Se sentó frente a mí y abrió una carpeta, de la que extrajo unas fotografías que procedió a colocar sobre la mesa, una junto a otra. En la primera aparecía el abogado Valera en la butaca de su salón. Junto a él había una imagen del cadáver de la viuda Marlasca, o lo que quedaba de él al poco de sacarlo del fondo de la piscina de su casa en la carretera de Vallvidrera. Una tercera fotografía mostraba a un hombrecillo con la garganta destrozada que se parecía a Damián Roures. La cuarta imagen era de Cristina Sagnier, y me di cuenta de que había sido tomada el día de su boda con Pedro Vidal. Las dos últimas eran retratos posados en estudio de mis antiguos editores, Barrido y Escobillas. Una vez pulcramente alineadas las seis fotografías, Grandes me dedicó una mirada impenetrable y dejó transcurrir un par de minutos de silencio, estudiando mi reacción ante las imágenes, o la ausencia de ella. Luego, con infinita parsimonia, sirvió dos tazas de café y empujó una hacia mí.
-Antes que nada me gustaría darle la oportunidad de que me lo contase usted todo, Martín. A su manera y sin prisas -dijo finalmente.
-No servirá de nada -repliqué-. No cambiará nada. -¿Prefiere que hagamos un careo con otros posibles implicados? ¿Con su ayudante, por ejemplo? ¿Cómo se llamaba? ¿Isabella?
-Déjela en paz. Ella no sabe nada.
-Convénzame.
Miré hacia la puerta.
-Sólo hay una manera de salir de esta sala, Martín -dijo el inspector mostrándome una llave.
Sentí de nuevo el peso del revólver en el bolsillo del abrigo.

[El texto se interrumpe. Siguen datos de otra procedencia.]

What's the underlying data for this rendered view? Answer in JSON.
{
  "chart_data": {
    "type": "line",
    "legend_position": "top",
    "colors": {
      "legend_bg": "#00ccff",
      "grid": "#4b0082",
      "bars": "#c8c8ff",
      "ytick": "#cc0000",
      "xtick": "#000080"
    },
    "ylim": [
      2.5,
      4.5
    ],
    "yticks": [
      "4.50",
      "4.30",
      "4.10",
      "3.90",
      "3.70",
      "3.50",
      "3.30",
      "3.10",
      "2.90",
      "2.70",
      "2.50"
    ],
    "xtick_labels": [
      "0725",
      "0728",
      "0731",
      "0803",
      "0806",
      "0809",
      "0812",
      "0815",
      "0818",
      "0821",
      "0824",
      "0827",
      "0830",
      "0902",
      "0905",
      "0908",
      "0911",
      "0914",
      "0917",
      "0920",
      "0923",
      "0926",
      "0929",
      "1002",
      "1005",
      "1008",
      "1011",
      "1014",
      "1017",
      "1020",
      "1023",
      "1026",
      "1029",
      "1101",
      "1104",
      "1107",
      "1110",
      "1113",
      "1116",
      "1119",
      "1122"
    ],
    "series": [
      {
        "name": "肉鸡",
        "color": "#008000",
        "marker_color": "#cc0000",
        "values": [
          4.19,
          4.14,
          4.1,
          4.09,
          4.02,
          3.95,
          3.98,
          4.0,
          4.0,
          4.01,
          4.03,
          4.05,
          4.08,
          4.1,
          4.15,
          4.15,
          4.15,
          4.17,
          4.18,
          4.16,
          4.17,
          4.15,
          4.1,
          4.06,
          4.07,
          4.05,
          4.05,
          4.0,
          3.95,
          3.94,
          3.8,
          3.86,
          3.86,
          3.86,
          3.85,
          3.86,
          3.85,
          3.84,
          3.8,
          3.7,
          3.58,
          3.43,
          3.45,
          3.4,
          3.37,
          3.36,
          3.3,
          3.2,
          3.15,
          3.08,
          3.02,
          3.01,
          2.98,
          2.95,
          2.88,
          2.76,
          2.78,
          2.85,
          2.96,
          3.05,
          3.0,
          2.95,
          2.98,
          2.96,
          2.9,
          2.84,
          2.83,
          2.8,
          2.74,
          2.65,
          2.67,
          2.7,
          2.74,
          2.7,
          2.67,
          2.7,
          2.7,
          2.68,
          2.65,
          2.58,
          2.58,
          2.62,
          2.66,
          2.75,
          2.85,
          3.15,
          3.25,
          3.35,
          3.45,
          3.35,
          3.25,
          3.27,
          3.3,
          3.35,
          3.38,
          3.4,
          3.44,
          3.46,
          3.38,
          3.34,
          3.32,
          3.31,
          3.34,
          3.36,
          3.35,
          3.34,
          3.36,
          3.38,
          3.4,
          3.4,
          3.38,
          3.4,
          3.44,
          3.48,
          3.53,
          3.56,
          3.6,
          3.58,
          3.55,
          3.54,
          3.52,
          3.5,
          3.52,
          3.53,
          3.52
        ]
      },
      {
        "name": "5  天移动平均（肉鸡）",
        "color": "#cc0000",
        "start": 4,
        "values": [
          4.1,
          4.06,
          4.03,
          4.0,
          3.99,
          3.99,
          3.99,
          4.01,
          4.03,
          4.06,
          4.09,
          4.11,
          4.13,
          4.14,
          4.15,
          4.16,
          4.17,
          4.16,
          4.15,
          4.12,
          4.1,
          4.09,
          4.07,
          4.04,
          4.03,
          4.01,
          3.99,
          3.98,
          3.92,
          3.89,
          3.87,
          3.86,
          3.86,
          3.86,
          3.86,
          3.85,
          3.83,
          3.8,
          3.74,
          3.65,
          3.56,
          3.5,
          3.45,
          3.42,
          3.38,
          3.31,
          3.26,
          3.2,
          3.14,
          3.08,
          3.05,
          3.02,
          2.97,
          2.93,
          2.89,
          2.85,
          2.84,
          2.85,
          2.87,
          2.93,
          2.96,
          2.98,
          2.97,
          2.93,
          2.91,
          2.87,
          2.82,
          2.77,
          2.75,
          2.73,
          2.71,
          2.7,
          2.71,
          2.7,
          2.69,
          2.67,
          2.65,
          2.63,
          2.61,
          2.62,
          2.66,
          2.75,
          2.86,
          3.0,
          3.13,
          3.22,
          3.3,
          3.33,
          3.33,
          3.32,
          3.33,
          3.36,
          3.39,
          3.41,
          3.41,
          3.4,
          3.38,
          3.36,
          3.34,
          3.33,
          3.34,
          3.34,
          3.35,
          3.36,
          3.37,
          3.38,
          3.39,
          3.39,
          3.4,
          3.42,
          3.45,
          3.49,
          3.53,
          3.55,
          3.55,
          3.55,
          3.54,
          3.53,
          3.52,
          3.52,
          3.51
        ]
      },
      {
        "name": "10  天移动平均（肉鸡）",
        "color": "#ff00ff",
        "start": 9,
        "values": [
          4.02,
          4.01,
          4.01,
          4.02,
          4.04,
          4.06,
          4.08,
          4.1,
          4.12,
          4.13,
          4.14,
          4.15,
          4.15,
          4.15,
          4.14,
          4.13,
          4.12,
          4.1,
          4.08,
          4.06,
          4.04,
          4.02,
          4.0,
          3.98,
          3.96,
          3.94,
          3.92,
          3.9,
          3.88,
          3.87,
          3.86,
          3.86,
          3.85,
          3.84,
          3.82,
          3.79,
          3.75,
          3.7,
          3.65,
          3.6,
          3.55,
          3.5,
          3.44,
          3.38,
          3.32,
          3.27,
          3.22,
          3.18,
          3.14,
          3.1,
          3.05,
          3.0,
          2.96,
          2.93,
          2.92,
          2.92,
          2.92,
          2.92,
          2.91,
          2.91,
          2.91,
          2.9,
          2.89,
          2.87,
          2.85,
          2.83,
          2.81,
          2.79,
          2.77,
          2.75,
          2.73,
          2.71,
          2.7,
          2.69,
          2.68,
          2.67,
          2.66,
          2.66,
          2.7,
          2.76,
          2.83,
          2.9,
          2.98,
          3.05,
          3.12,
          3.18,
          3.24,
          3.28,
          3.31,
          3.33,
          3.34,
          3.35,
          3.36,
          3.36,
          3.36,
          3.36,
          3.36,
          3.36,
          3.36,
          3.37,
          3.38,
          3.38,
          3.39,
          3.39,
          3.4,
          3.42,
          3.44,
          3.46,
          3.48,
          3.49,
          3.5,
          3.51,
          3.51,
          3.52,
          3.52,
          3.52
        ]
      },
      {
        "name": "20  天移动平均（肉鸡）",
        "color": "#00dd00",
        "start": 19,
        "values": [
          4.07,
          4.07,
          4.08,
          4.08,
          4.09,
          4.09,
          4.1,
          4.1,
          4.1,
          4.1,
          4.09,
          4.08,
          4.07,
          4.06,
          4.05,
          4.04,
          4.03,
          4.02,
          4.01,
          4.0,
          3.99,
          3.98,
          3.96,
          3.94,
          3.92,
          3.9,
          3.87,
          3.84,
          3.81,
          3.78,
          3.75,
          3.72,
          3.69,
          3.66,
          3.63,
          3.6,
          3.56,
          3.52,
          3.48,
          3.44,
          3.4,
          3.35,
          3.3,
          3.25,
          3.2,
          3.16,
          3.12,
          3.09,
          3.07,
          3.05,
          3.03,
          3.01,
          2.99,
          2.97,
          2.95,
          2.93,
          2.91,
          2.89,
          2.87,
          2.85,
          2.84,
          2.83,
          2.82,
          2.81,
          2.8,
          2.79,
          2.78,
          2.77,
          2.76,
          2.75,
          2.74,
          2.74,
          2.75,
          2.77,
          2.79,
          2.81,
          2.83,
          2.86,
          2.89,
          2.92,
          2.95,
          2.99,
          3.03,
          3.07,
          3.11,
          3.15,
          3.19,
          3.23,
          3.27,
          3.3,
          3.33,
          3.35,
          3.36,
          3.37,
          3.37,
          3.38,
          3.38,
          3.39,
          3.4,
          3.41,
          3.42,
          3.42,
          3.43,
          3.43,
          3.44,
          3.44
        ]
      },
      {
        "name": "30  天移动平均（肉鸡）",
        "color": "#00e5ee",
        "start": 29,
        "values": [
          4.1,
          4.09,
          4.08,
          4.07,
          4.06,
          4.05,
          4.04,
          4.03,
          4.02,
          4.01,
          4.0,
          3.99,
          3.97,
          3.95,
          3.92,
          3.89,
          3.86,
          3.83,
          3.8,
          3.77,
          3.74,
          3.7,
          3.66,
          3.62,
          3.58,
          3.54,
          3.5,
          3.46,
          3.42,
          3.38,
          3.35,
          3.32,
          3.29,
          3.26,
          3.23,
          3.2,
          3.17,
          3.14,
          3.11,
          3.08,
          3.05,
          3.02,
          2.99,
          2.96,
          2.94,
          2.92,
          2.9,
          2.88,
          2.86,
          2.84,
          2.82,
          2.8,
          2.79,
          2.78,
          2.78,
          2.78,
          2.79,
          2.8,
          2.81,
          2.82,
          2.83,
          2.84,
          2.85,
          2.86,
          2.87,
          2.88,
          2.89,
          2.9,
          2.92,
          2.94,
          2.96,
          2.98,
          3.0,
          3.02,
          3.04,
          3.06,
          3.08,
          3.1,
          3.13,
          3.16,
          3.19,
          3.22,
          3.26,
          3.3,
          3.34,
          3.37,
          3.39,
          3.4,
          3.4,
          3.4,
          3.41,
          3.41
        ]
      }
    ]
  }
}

- ¿Por dónde quiere que empiece?
- Usted es el narrador. Sólo le pido que me diga la verdad.
- No sé cuál es.
- La verdad es lo que duele.
Por espacio de algo más de dos horas, Víctor Grandes no despegó los labios una sola vez. Escuchó atentamente, asintiendo ocasionalmente y anotando palabras en su cuaderno de vez en cuando. Al principio le miraba, pero pronto me olvidé de que estaba allí y descubrí que me estaba contando la historia a mí mismo. Las palabras me hicieron viajar a un tiempo que creía perdido, a la noche que asesinaron a mi padre a las puertas del diario. Recordé mis días en la redacción de La Voz de la Industria, los años en que había sobrevivido escribiendo historias de medianoche y aquella primera carta firmada por Andreas Corelli prometiendo grandes esperanzas. Recordé aquel primer encuentro con el patrón en el depósito de las aguas y aquellos días en que la certeza de una muerte segura era todo el horizonte que tenía por delante. Le hablé de Cristina, de Vidal y de una historia cuyo final habría podido intuir cualquiera excepto yo. Le hablé de aquellos dos libros que había escrito, uno con mi nombre y otro con el de Vidal, de la pérdida de aquellas míseras esperanzas y de aquella tarde en que vi a mi madre abandonar en la basura lo único bueno que creía haber hecho en la vida. No buscaba la lástima ni la comprensión del inspector. Me bastaba con intentar trazar un mapa imaginario de los sucesos que me habían conducido a aquella sala, a aquel instante de vacío absoluto. Volví a aquella casa junto al Park Güell y a la noche en que el patrón me había formulado una oferta que no podía rechazar. Confesé mis primeras sospechas, mis averiguaciones sobre la historia de la casa de la torre, sobre la extraña muerte de Diego Marlasca y la red de engaños en la que me había visto envuelto o que había elegido para satisfacer mi vanidad, mi codicia y mi voluntad de vivir a cualquier precio. Vivir para contar la historia.